Examining labor platforms through the lens of global platform capitalism, networked through global production and economic exchanges, enables Haidar and Keune to point to the disruptive force of platform capitalism and to understand the nature of this disruption, what it entails, and therefore to assess the social outcomes it generates. This analysis is at the core of the contributions by Janine Berg and Uma Rani; Vili Lehdonvirta, Isis Hjorth, Helena Barnard, and Mark Graham; and Wing-Fai Leung, Premilla D’Cruz, and Ernesto Noronha in Part II of the book. One important aspect here is the assessment of platform capitalism as capital-grounding exploitation based on the capacity to exploit by offering idyllic prospects of development, particularly in the case of online labor platforms. Haidar and Keune’s main argument is that the exploitation starts from the fact these labor platforms are financed by capital from the global North, where most of the demand for labor on these platforms also originates, whereas most of the work is done by workers from the global South. Although a reality, treating the global North and the global South as similar in their respective diversity may be not enough as it may risk marginalizing the internal variation between rural and urban areas within each region.
Part III examines the nature of social outcomes that result from global platform capitalism.
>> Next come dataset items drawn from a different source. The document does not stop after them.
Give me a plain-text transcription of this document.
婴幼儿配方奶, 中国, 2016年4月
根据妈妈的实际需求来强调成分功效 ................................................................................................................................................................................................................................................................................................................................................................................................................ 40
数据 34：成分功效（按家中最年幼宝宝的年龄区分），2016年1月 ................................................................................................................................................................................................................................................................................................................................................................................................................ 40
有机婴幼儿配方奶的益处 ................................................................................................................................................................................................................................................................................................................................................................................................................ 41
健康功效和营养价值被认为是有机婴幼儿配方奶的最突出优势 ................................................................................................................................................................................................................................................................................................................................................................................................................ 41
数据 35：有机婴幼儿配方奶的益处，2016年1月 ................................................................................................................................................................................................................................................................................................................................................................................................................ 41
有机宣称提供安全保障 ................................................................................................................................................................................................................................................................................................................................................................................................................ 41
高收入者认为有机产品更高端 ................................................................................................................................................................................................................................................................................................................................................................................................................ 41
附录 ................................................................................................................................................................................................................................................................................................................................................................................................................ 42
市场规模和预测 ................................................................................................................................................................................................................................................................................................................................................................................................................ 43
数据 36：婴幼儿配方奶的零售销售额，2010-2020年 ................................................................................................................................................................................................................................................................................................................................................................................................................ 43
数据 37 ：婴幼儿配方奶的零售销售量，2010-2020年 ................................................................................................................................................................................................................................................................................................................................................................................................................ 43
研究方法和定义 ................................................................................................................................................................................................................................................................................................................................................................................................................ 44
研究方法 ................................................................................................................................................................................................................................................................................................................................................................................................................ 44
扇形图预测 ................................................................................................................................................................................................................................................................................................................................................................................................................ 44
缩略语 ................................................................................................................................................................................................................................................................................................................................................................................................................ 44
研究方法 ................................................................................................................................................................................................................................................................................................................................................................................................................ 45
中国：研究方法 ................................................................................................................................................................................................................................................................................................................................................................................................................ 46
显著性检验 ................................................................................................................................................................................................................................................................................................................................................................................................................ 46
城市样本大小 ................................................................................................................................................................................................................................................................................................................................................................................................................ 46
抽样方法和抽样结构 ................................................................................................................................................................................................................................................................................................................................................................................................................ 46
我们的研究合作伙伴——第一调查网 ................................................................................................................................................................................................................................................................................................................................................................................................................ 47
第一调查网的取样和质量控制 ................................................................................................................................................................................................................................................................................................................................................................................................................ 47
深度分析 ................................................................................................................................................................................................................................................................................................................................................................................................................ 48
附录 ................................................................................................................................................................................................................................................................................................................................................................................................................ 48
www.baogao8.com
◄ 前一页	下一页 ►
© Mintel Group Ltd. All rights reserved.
Here, the book assesses outcomes through an examination of the labor process and the nature of the labor relations in global platform capitalism through the contributions by Simon Joyce and Mark Stuart; Cora Arias, Nicolás Diana Menéndez, and Julieta Haidar; Kurt Vandaele; and Graciela Bensusán and Héctor Santos. Besides the material forms of direct and indirect control, such as algorithm management and ratings, the authors discuss the importance of global platform capitalism to discipline the workforce. One of the main arguments is that this often occurs through the attempt by labor platforms to increase the control over the labor process by enhancing the discursive power of the “entrepreneurial self.” Thus, labor platforms become a contested terrain in which notions of flexibility, freedom, and autonomy are in tension with notions of dependency. The book admirably points to the tensions between dependency and autonomy as crucial to understanding the scope and the variety of forms of workers in the collective organization within the global platform economy.
To conclude, I highly recommend this book to those who have already stepped into the terrain of understanding the platform economy, those who are just taking that step, and those who have not yet begun but are willing to do so. Why? Because this is one of the few existing books that offers a rich, critical, fresh, and contemporary analysis of the platform economy embedded into capital and capitalism worldwide. It reveals what global platform capitalism entails by uncovering its internal social, economic, and political contradictions and tensions from a much-needed critical standpoint.